Future research can focus on the following key areas to deepen development: 1) Data preprocessing and quality control improvement: Committed to developing new data preprocessing strategies to enhance data integrity and quality. Specific measures include innovation in data cleaning techniques, optimization of interpolation methods, and refinement of outlier detection algorithms, aimed at ensuring the accuracy and reliability of clustering and prediction models. 2) Clustering algorithm and parameter adaptive innovation: Explore and apply cutting-edge clustering techniques such as adaptive fuzzy C-means clustering, density clustering, etc., aiming to improve clustering accuracy and stability. At the same time, in-depth research on adaptive parameter selection mechanisms aims to minimize the potential impact of human intervention on clustering results. 3) Model generalization performance enhancement: By integrating more feature variables, constructing complex network architectures, or adopting ensemble learning strategies, the model’s generalization ability can be enhanced.
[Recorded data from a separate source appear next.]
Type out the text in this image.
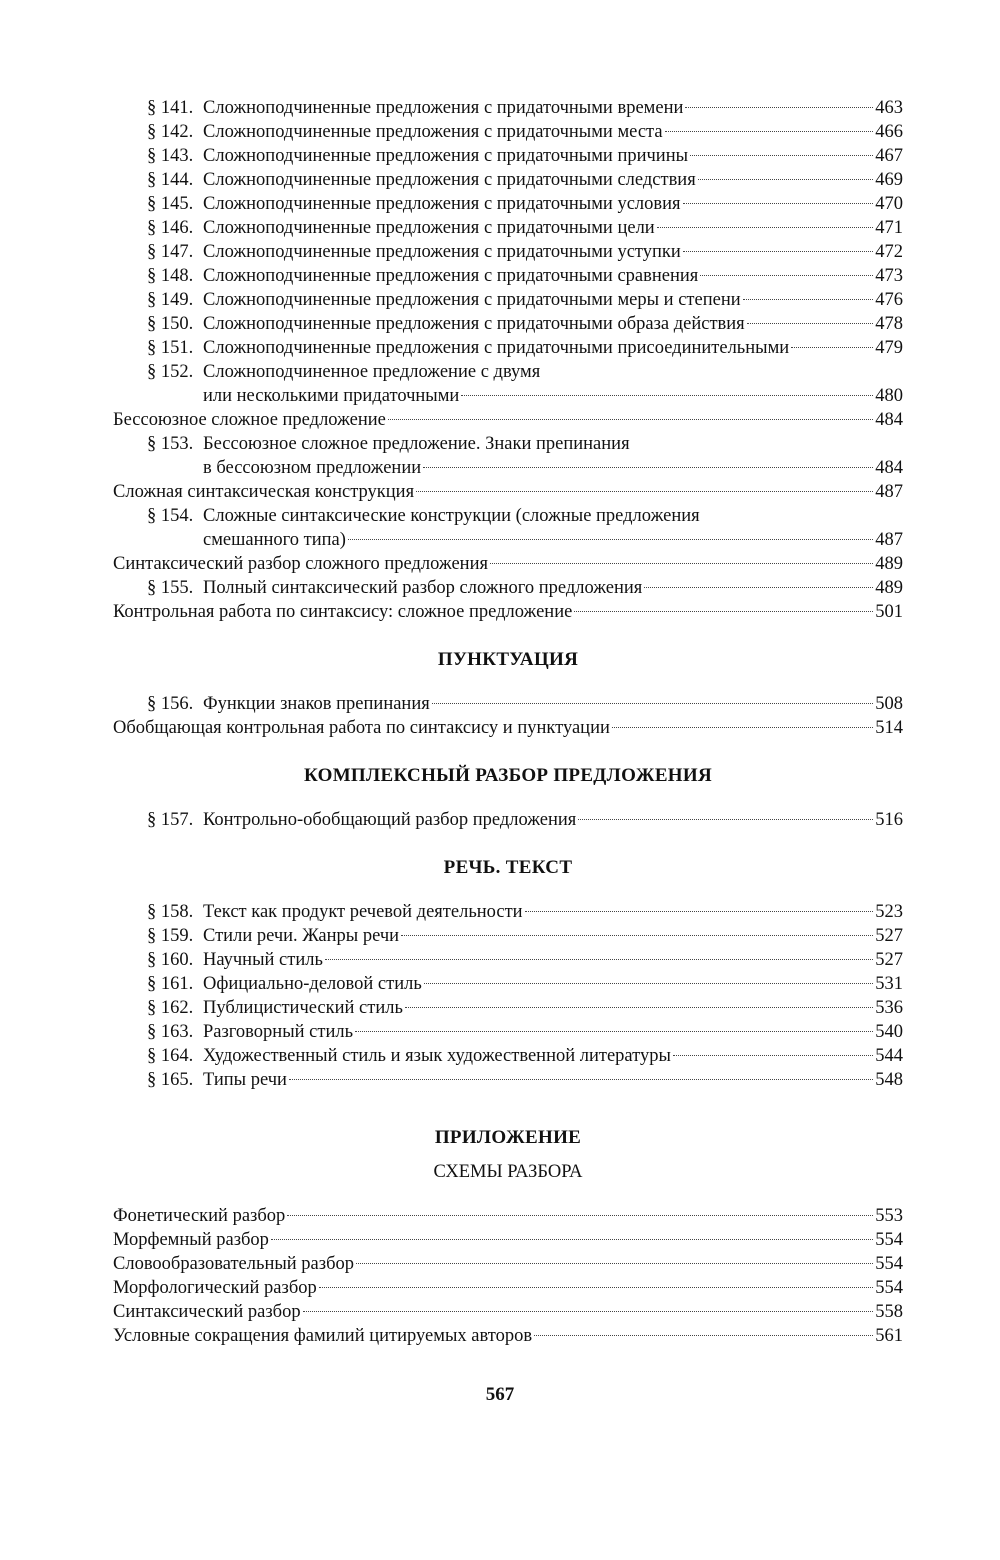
§ 141. Сложноподчиненные предложения с придаточными времени	463
§ 142. Сложноподчиненные предложения с придаточными места	466
§ 143. Сложноподчиненные предложения с придаточными причины	467
§ 144. Сложноподчиненные предложения с придаточными следствия	469
§ 145. Сложноподчиненные предложения с придаточными условия	470
§ 146. Сложноподчиненные предложения с придаточными цели	471
§ 147. Сложноподчиненные предложения с придаточными уступки	472
§ 148. Сложноподчиненные предложения с придаточными сравнения	473
§ 149. Сложноподчиненные предложения с придаточными меры и степени	476
§ 150. Сложноподчиненные предложения с придаточными образа действия	478
§ 151. Сложноподчиненные предложения с придаточными присоединительными	479
§ 152. Сложноподчиненное предложение с двумя
или несколькими придаточными	480
Бессоюзное сложное предложение	484
§ 153. Бессоюзное сложное предложение. Знаки препинания
в бессоюзном предложении	484
Сложная синтаксическая конструкция	487
§ 154. Сложные синтаксические конструкции (сложные предложения
смешанного типа)	487
Синтаксический разбор сложного предложения	489
§ 155. Полный синтаксический разбор сложного предложения	489
Контрольная работа по синтаксису: сложное предложение	501
ПУНКТУАЦИЯ
§ 156. Функции знаков препинания	508
Обобщающая контрольная работа по синтаксису и пунктуации	514
КОМПЛЕКСНЫЙ РАЗБОР ПРЕДЛОЖЕНИЯ
§ 157. Контрольно-обобщающий разбор предложения	516
РЕЧЬ. ТЕКСТ
§ 158. Текст как продукт речевой деятельности	523
§ 159. Стили речи. Жанры речи	527
§ 160. Научный стиль	527
§ 161. Официально-деловой стиль	531
§ 162. Публицистический стиль	536
§ 163. Разговорный стиль	540
§ 164. Художественный стиль и язык художественной литературы	544
§ 165. Типы речи	548
ПРИЛОЖЕНИЕ
СХЕМЫ РАЗБОРА
Фонетический разбор	553
Морфемный разбор	554
Словообразовательный разбор	554
Морфологический разбор	554
Синтаксический разбор	558
Условные сокращения фамилий цитируемых авторов	561
567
In addition, exploring model transfer learning techniques and utilizing feeder data across regions and conditions can enhance the adaptability and prediction accuracy of the model in new environments. 4) Strategy for improving computational efficiency: Develop efficient algorithms and combine them with hardware acceleration technologies such as distributed computing frameworks and GPU acceleration to reduce the computational burden of Transformer models. At the same time, exploring model compression and pruning techniques to reduce model size, further accelerate the calculation process, and improve overall efficiency.